Keep your promises, advised one book.
If you make a reward conditional, keep to the conditions, admonished another.
Which had she made? And did Byron know the difference? What did “if you’re nice” mean? Maybe he thought he had been nice. But he hadn’t been. That much needed to be made clear.
“Ice cream, ice cream, ice cream,” Byron said.
“No,” she mumbled, not out of fear at his reaction but afraid of her anger.
“I want ice cream, I want ice cream, I want ice cream.”
“Don’t say that over and over. You only have to say things once.”
His face closed, like a door shutting out light and noise. His eyes dulled, his body went stiff, his mouth tightened, and he raised his shoulders, retracting his neck. “You said I have ice cream after.”
“If you were nice to the lady. I mean, to the woman. If you were nice to the woman, I would give you—”
“I was, I was, I—”
“Byron!”
“Oh!” he grumbled, and tossed her hand back, a gift refused. He stomped off, lifting his feet and slapping them down, a comical exaggeration of a manly huff. When he reached the curb, Byron turned back to her, put his chubby hands on his swaying, elastic hips, and compressed his fair eyebrows so that the subtle undergrowth of black hairs darkened his brow. Angry, he looked more like Diane. “I want ice cream!” he trumpeted.
A passing man laughed. “So do I,” he said, and moved on.

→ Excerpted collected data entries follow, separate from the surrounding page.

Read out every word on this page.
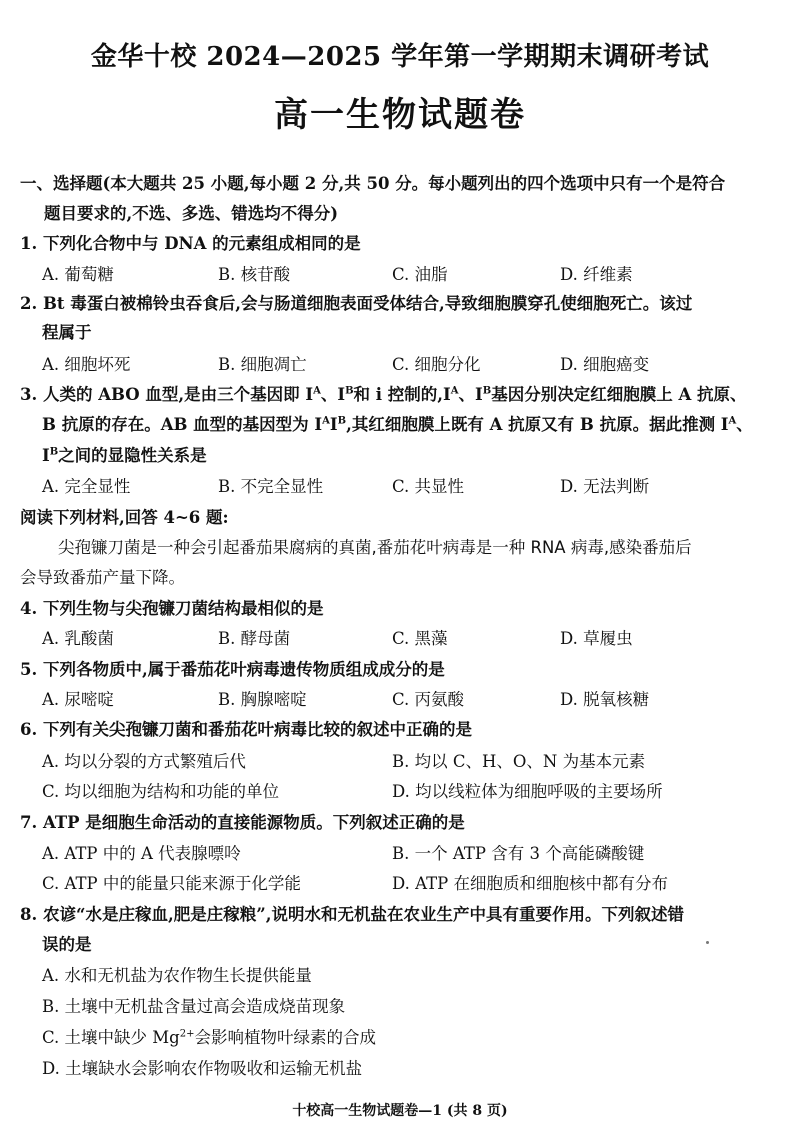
金华十校 2024—2025 学年第一学期期末调研考试
高一生物试题卷
一、选择题(本大题共 25 小题,每小题 2 分,共 50 分。每小题列出的四个选项中只有一个是符合
题目要求的,不选、多选、错选均不得分)
1. 下列化合物中与 DNA 的元素组成相同的是
A. 葡萄糖	B. 核苷酸	C. 油脂	D. 纤维素
2. Bt 毒蛋白被棉铃虫吞食后,会与肠道细胞表面受体结合,导致细胞膜穿孔使细胞死亡。该过
程属于
A. 细胞坏死	B. 细胞凋亡	C. 细胞分化	D. 细胞癌变
3. 人类的 ABO 血型,是由三个基因即 $I^A$、$I^B$和 i 控制的$,I^A$、$I^B$基因分别决定红细胞膜上 A 抗原、
B 抗原的存在。AB 血型的基因型为 $I^AI^B$,其红细胞膜上既有 A 抗原又有 B 抗原。据此推测 $I^A$、
$I^B$之间的显隐性关系是
A. 完全显性	B. 不完全显性	C. 共显性	D. 无法判断
阅读下列材料,回答 4~6 题:
尖孢镰刀菌是一种会引起番茄果腐病的真菌,番茄花叶病毒是一种 RNA 病毒,感染番茄后
会导致番茄产量下降。
4. 下列生物与尖孢镰刀菌结构最相似的是
A. 乳酸菌	B. 酵母菌	C. 黑藻	D. 草履虫
5. 下列各物质中,属于番茄花叶病毒遗传物质组成成分的是
A. 尿嘧啶	B. 胸腺嘧啶	C. 丙氨酸	D. 脱氧核糖
6. 下列有关尖孢镰刀菌和番茄花叶病毒比较的叙述中正确的是
A. 均以分裂的方式繁殖后代	B. 均以 C、H、O、N 为基本元素
C. 均以细胞为结构和功能的单位	D. 均以线粒体为细胞呼吸的主要场所
7. ATP 是细胞生命活动的直接能源物质。下列叙述正确的是
A. ATP 中的 A 代表腺嘌呤	B. 一个 ATP 含有 3 个高能磷酸键
C. ATP 中的能量只能来源于化学能	D. ATP 在细胞质和细胞核中都有分布
8. 农谚“水是庄稼血,肥是庄稼粮”,说明水和无机盐在农业生产中具有重要作用。下列叙述错
误的是
A. 水和无机盐为农作物生长提供能量
B. 土壤中无机盐含量过高会造成烧苗现象
C. 土壤中缺少 $Mg^{2+}$会影响植物叶绿素的合成
D. 土壤缺水会影响农作物吸收和运输无机盐
十校高一生物试题卷—1 (共 8 页)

She felt the lava bubble below and push against her crust. Stay calm, she warned herself. She decided to ignore him for the moment, keep the refusal silent, fearful that articulation would become rage. Diane hailed a taxi and moved to its door. “Come on,” she said.
Byron looked at her, his head upturned. The curls of his sandy hair were innocent and beautiful. His lean torso — she could picture the washing board of his ribs ripple as he stretched — sat uncertainly on his bowed legs.
“He’s so adorable,” Diane could hear her mother, Lily, say.
“Come on!” she shouted, her hot core steaming through.
Byron sat down on the sidewalk. He crossed his legs underneath him, closed his eyes, and put his hands over his ears.
“What’s the story?” the cabdriver said.
“Start your meter,” Diane said. “I’ll get him.” As she moved toward her little Buddha, the crust cracked, nothing could stop the rage flowing up through the faults in her hardened pride. “Byron! Get up! Get up right now!”
He shook his head and made the curls dance. Everything was black for a moment, her head filled with the smoke. She found herself carrying Byron, a dangerous thrashing fish, in her arms. His feet, his hands, kicked and slapped her. There were blows to her face and stomach, and her ears were scraped by the coarse edge of his screams. They were right in front of the testing facility, around them people were watching, but she felt great relief at dropping the pretense of calm about her disappointment.
She hurled him into the taxi’s back seat, a final statement of her power, her strength. He landed awkwardly and bounced off the upholstery, falling to the car floor. She got in, told the driver the address, and left Byron hunched down there, holding the side of his face that had hit the floor. She ignored the cries, no longer willful yells, but pathetic and tearful. She left him alone, sitting rigidly. She left him to cry without her comforting arms — without her love.